第450章 最磨人的折磨

钟润那边则截然相反,清水管够,随时能喝,三餐却彻底断绝,连一粒米都见不着。

胡公公的人就守在过道里,支着耳朵听两间囚室的动静,不多言、不多问,只每隔两个时辰,隔着栅栏象征性地问上一句:“招是不招?”

第一天,两人心气儿尚在,不肯示弱。唐宗奇盯着眼前的美味佳肴,开始还能大块朵颐,吃到一半,口渴难耐,即便想吃也吃不下去了。他刻意不往钟润那边看。可单是听着对面的喝水声,就能让他喉间的干渴愈发难耐。

钟润则靠在墙边,一口接一口地喝水,试图用清水压制腹中饥饿。

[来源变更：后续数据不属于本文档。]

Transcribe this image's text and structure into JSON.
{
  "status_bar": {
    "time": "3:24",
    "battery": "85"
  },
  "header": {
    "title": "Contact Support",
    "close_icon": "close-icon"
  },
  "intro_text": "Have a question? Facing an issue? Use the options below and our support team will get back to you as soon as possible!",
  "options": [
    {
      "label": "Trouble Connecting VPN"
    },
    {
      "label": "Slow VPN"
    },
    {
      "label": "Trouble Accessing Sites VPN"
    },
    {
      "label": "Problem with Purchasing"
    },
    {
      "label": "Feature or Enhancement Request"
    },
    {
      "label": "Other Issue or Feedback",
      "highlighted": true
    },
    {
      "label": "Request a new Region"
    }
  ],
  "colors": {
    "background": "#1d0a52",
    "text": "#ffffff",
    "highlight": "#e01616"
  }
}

他努力克制自己不要想吃的,可对面唐宗奇咀嚼饭菜的声音在安静的牢房中异常刺耳,加上白米饭的清香和酱肉的油润香气,顺着栅栏的缝隙飘过来,丝丝缕缕缠上鼻尖。

他的喉头不受控制地滚动,腮帮子跟着无意识地开合、咀嚼,可嘴里空空如也,只有清水的寡淡滋味,越嚼越觉得胃里空得发慌。

第二天,苦楚入骨。唐宗奇的嘴唇开始发干起皮,看见饭的瞬间,喉间的灼痛翻涌上来。他不再刻意回避,眼神频频落在钟润的水罐上。

钟润的状况也好不到哪里去,从下了大牢后,他没吃过一顿饱饭,昨天又一天未进米粮,让他浑身发软,头晕眼花,靠在冰冷的墙壁上才能勉强支撑。

往日里养尊处优的身子骨经不住这般饥馑,胃里一阵阵绞痛,他蜷缩着身子,双手紧紧按着腹部,喝水的频率越来越高。可清水终究填不满饥肠,反倒让胃里的空落感愈发强烈。他现在眼里只剩唐宗奇身边的未动几口的香喷喷的饭菜。

第三天,两人早已没了最初的硬气,精神和肉体都达到极限。

唐宗奇的情形最为凄惨,嘴唇干裂流脓,结了黑痂一碰就裂,口舌满是红疮,呼吸都带着灼痛。脚边的酱肉香气依旧,他却碰都不碰。喉咙动一下都像吞刀子,更遑论吃东西。

他枯瘦的手伸出栅栏,拼命去够钟润的水罐,可看似近在咫尺的距离,却怎么也够不着。